İyi adamın sorgusu Çık öne,

İyi adamın sorgusu
Çık öne, Duyuyoruz
İyi bir adam olduğunu.
Satılık değilsin, ama
Eve düşen yıldırım da
Satılık değil.
Dedin mi bir kere, durursun sözünde.
Ne dedin ki?
Dürüstsün, söylersin fikrini.
Hangi fikrini?
Yüreklisin.
Kimin karşısında?
Bilgesin.
Kimin için?
Kollamıyorsun çıkarını.
Kolladığın kimin ki?
İyi bir dostmuşsun.
Onlar da iyi mi bari?
Duy öyleyse: Biliyoruz
Düşmanımızsın sen bizim. Bu yüzden
Dikeceğiz şimdi seni bir duvar önüne.
Tutup ama göz önünde hizmetlerinle
İyi niteliklerini
Vurarak dibinde iyi bir duvarın
İyi tüfekler, iyi kurşunlarla,
Gömeceğiz bir iyi kürekle altına iyi toprağın.

İsveç’te Ağustos ayına Röttmanad yani çürüme ayı derler. Ay boyunca iklim öyle nemlidir ki her şey çürüme eğilimine girer.
Muteber dünya düzenindeyse; her ay ağustos...
Öyle bir kap ve öyle bir asidik ortam ki  kendini ve içindeki her şeyi eriten, çürüten.
Kuralsızlaşma, serbestleşme ve sınırsızlaşma üçgeni.
Zorbalık, savaş ve kanla beslenen üçgenin piyasa aktörleri..
Ve duygusal, doğu toplumu çemberinde tanımlanan Türkiye.
Ergenekon, balyoz, suikast, komplo, kaset, hamaset, derin devlet, sığ siyaset , kısacası baştan başa ağustos kesilmiş bir memleket.
Bir yandan tekmil emekçinin anasını ağlatırken diğer yandan, salya, sümük gözyaşlarıyla muteber düzeni idame peşinde cemaat-ül  siyasetin hacı, hoca efendileri..
Aynı kaba halt eden muteber ağustos düzenin figüranları…
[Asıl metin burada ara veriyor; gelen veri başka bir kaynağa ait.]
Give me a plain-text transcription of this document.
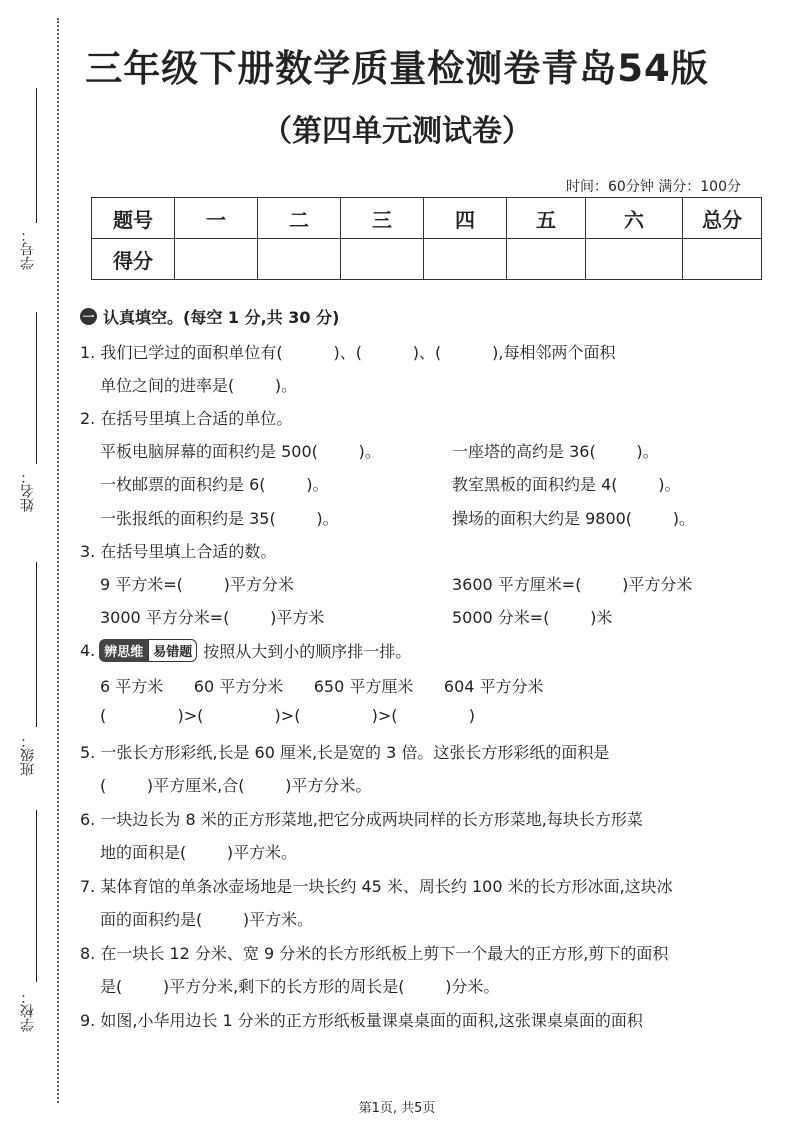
学号：
姓名：
班级：
学校：
三年级下册数学质量检测卷青岛54版
（第四单元测试卷）
时间：60分钟 满分：100分
题号	一	二	三	四	五	六	总分
得分							
一 认真填空。(每空 1 分,共 30 分)
1. 我们已学过的面积单位有(          )、(          )、(          ),每相邻两个面积
单位之间的进率是(        )。
2. 在括号里填上合适的单位。
平板电脑屏幕的面积约是 500(        )。	一座塔的高约是 36(        )。
一枚邮票的面积约是 6(        )。	教室黑板的面积约是 4(        )。
一张报纸的面积约是 35(        )。	操场的面积大约是 9800(        )。
3. 在括号里填上合适的数。
9 平方米=(        )平方分米	3600 平方厘米=(        )平方分米
3000 平方分米=(        )平方米	5000 分米=(        )米
4. 辨思维 易错题 按照从大到小的顺序排一排。
6 平方米      60 平方分米      650 平方厘米      604 平方分米
(              )>(              )>(              )>(              )
5. 一张长方形彩纸,长是 60 厘米,长是宽的 3 倍。这张长方形彩纸的面积是
(        )平方厘米,合(        )平方分米。
6. 一块边长为 8 米的正方形菜地,把它分成两块同样的长方形菜地,每块长方形菜
地的面积是(        )平方米。
7. 某体育馆的单条冰壶场地是一块长约 45 米、周长约 100 米的长方形冰面,这块冰
面的面积约是(        )平方米。
8. 在一块长 12 分米、宽 9 分米的长方形纸板上剪下一个最大的正方形,剪下的面积
是(        )平方分米,剩下的长方形的周长是(        )分米。
9. 如图,小华用边长 1 分米的正方形纸板量课桌桌面的面积,这张课桌桌面的面积
第1页, 共5页
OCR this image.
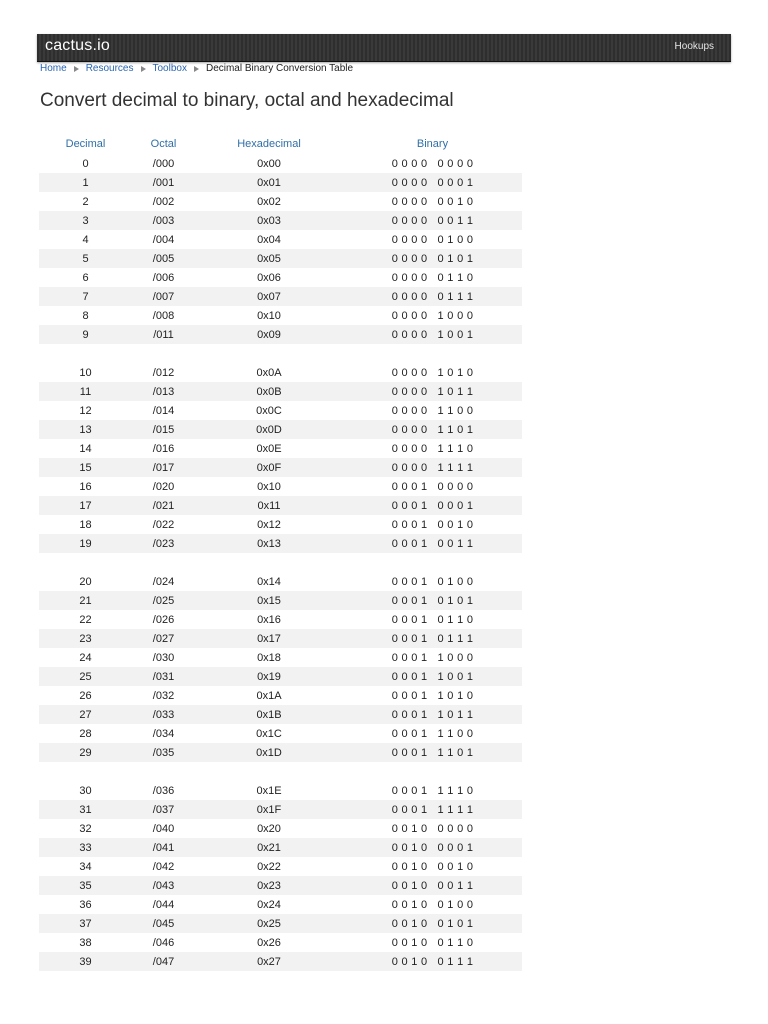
cactus.io	Hookups
Home Resources Toolbox Decimal Binary Conversion Table
Convert decimal to binary, octal and hexadecimal
Decimal	Octal	Hexadecimal	Binary
0	/000	0x00	0 0 0 0   0 0 0 0
1	/001	0x01	0 0 0 0   0 0 0 1
2	/002	0x02	0 0 0 0   0 0 1 0
3	/003	0x03	0 0 0 0   0 0 1 1
4	/004	0x04	0 0 0 0   0 1 0 0
5	/005	0x05	0 0 0 0   0 1 0 1
6	/006	0x06	0 0 0 0   0 1 1 0
7	/007	0x07	0 0 0 0   0 1 1 1
8	/008	0x10	0 0 0 0   1 0 0 0
9	/011	0x09	0 0 0 0   1 0 0 1

10	/012	0x0A	0 0 0 0   1 0 1 0
11	/013	0x0B	0 0 0 0   1 0 1 1
12	/014	0x0C	0 0 0 0   1 1 0 0
13	/015	0x0D	0 0 0 0   1 1 0 1
14	/016	0x0E	0 0 0 0   1 1 1 0
15	/017	0x0F	0 0 0 0   1 1 1 1
16	/020	0x10	0 0 0 1   0 0 0 0
17	/021	0x11	0 0 0 1   0 0 0 1
18	/022	0x12	0 0 0 1   0 0 1 0
19	/023	0x13	0 0 0 1   0 0 1 1

20	/024	0x14	0 0 0 1   0 1 0 0
21	/025	0x15	0 0 0 1   0 1 0 1
22	/026	0x16	0 0 0 1   0 1 1 0
23	/027	0x17	0 0 0 1   0 1 1 1
24	/030	0x18	0 0 0 1   1 0 0 0
25	/031	0x19	0 0 0 1   1 0 0 1
26	/032	0x1A	0 0 0 1   1 0 1 0
27	/033	0x1B	0 0 0 1   1 0 1 1
28	/034	0x1C	0 0 0 1   1 1 0 0
29	/035	0x1D	0 0 0 1   1 1 0 1

30	/036	0x1E	0 0 0 1   1 1 1 0
31	/037	0x1F	0 0 0 1   1 1 1 1
32	/040	0x20	0 0 1 0   0 0 0 0
33	/041	0x21	0 0 1 0   0 0 0 1
34	/042	0x22	0 0 1 0   0 0 1 0
35	/043	0x23	0 0 1 0   0 0 1 1
36	/044	0x24	0 0 1 0   0 1 0 0
37	/045	0x25	0 0 1 0   0 1 0 1
38	/046	0x26	0 0 1 0   0 1 1 0
39	/047	0x27	0 0 1 0   0 1 1 1
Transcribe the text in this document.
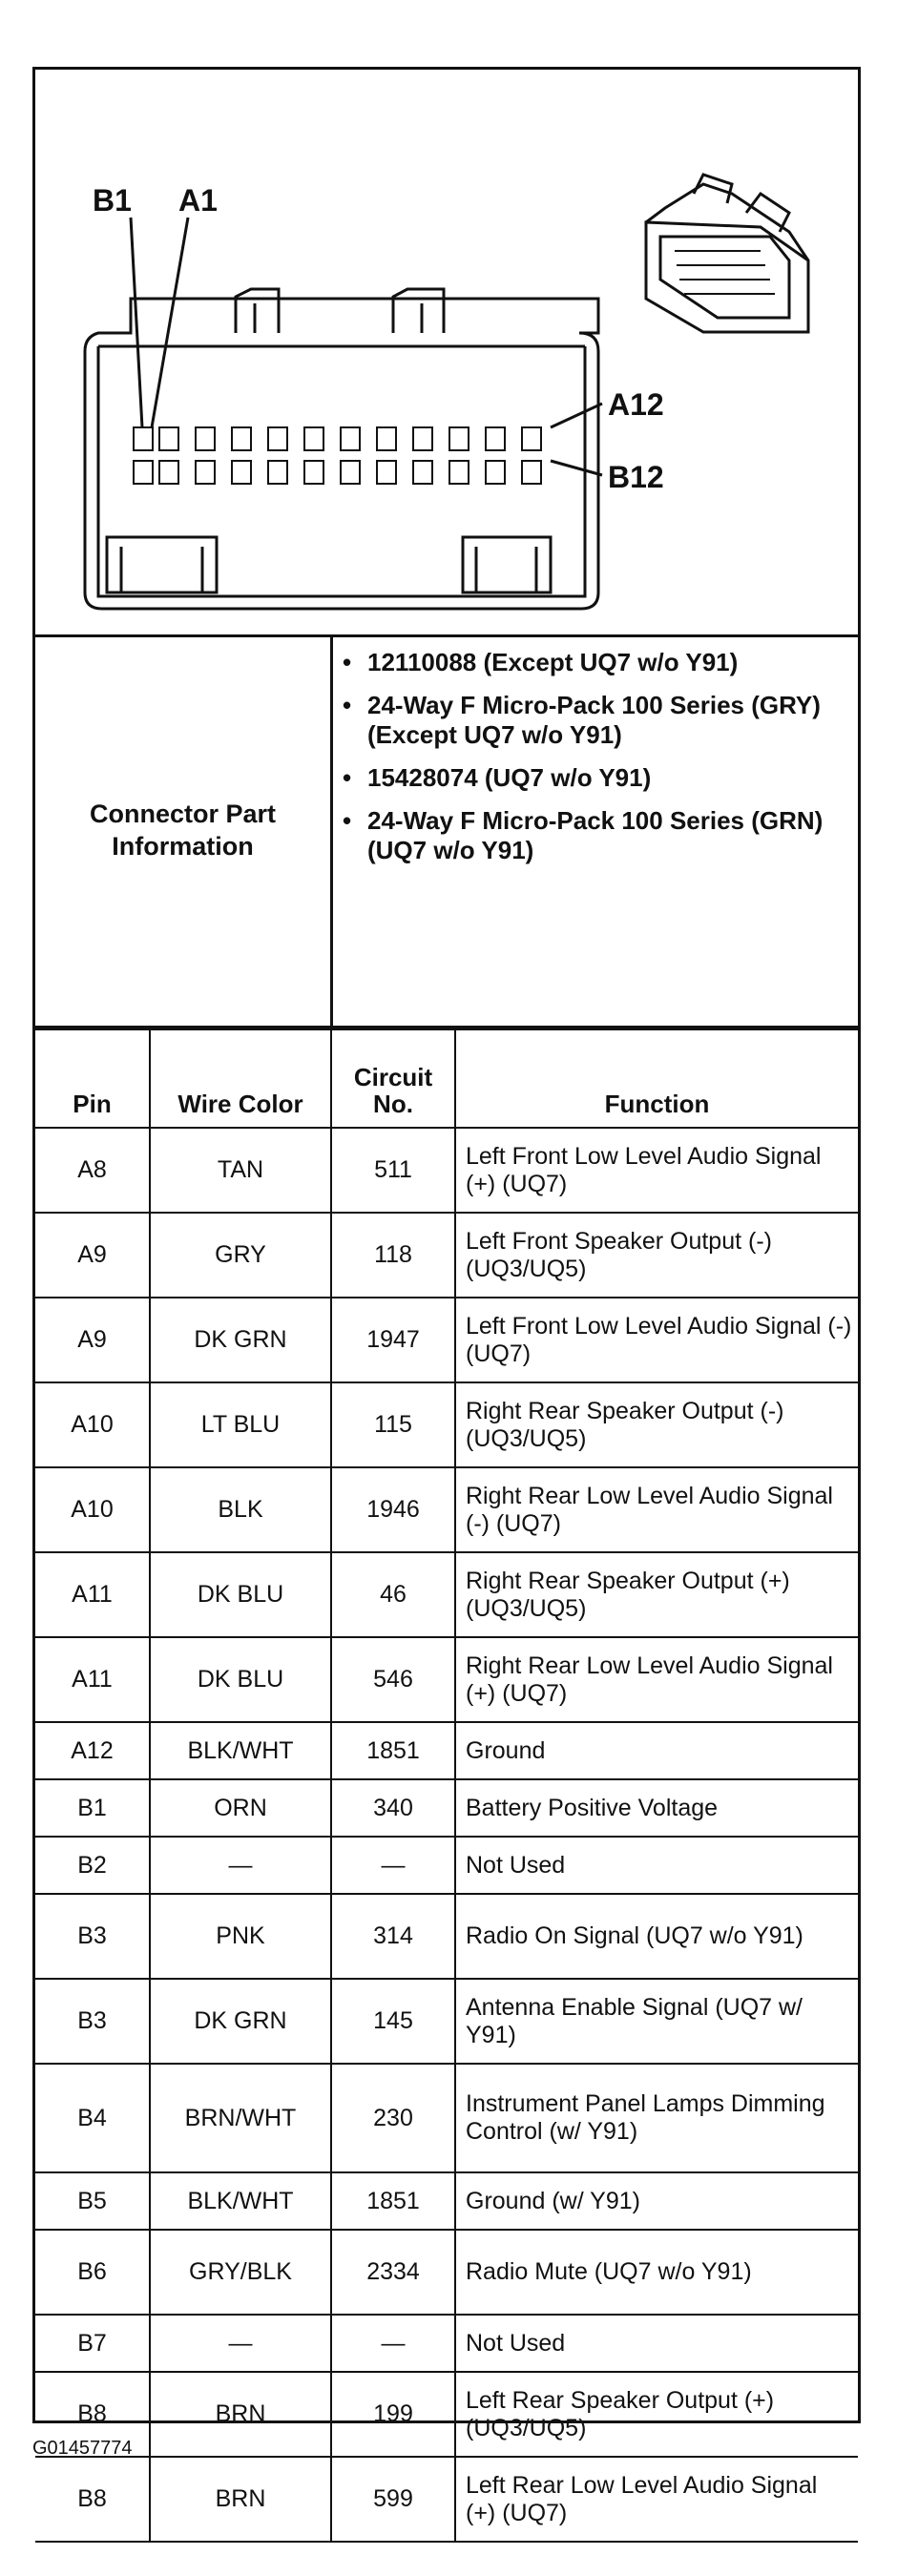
B1 A1
A12
B12
Connector Part Information
• 12110088 (Except UQ7 w/o Y91)
• 24-Way F Micro-Pack 100 Series (GRY) (Except UQ7 w/o Y91)
• 15428074 (UQ7 w/o Y91)
• 24-Way F Micro-Pack 100 Series (GRN) (UQ7 w/o Y91)
Pin	Wire Color	Circuit No.	Function
A8	TAN	511	Left Front Low Level Audio Signal (+) (UQ7)
A9	GRY	118	Left Front Speaker Output (-) (UQ3/UQ5)
A9	DK GRN	1947	Left Front Low Level Audio Signal (-) (UQ7)
A10	LT BLU	115	Right Rear Speaker Output (-) (UQ3/UQ5)
A10	BLK	1946	Right Rear Low Level Audio Signal (-) (UQ7)
A11	DK BLU	46	Right Rear Speaker Output (+) (UQ3/UQ5)
A11	DK BLU	546	Right Rear Low Level Audio Signal (+) (UQ7)
A12	BLK/WHT	1851	Ground
B1	ORN	340	Battery Positive Voltage
B2	—	—	Not Used
B3	PNK	314	Radio On Signal (UQ7 w/o Y91)
B3	DK GRN	145	Antenna Enable Signal (UQ7 w/ Y91)
B4	BRN/WHT	230	Instrument Panel Lamps Dimming Control (w/ Y91)
B5	BLK/WHT	1851	Ground (w/ Y91)
B6	GRY/BLK	2334	Radio Mute (UQ7 w/o Y91)
B7	—	—	Not Used
B8	BRN	199	Left Rear Speaker Output (+) (UQ3/UQ5)
B8	BRN	599	Left Rear Low Level Audio Signal (+) (UQ7)
G01457774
İster as, ister kes koltuğundan sağa sola altı numaralı bakışlar fırlatanlar
Kime ne diyet ödeyeceğini şaşırmış, iskelesi sancağı karışmış, ada vapuru gibi sallanan ‘sosyalist’ vekiller,
Sana söylüyorum Pensilvanya sen anla Waşington  mesajları düzen bulunmaz hint kumaşları,
Waşington’a Afganistan üzerinden yanaşan Hikmetinden sual olunmaz safra sarılıkları,
Çök! Komutu ile çökmüş, demokrasi çölünün darbeci develeri..
Daha kimler, kimler..
Ve siz muteber Ağustos  düzenini Aşk-ı memnu dizisi izler gibi izlemekte olan Brecht’in iyi insanları..Sizleri tanıyoruz. Evet rezilsiniz. Ama yine de iyi bir duvara ve toprağa layık değilsiniz. Muteber düzenden memnu düzene giden yola taş olabilirsiniz. Seçim sizin.
Ve sizler. Muteber ağustos düzeninin madurları, ekşi suyun mutlu balıkları.
Bu çürük bataklığın içinde sıtmalar, ateşler içindeyken alnıma konulan sirkeli bez gibi kötü kokuyorsunuz.
Ama inanın iyi geliyorsunuz.
İyi geliyorsunuz.
NOT: B.Brecht’in çokça sevdiğim bu şiirinin çevirisi Ünal Nalbantoğlu’na aittir.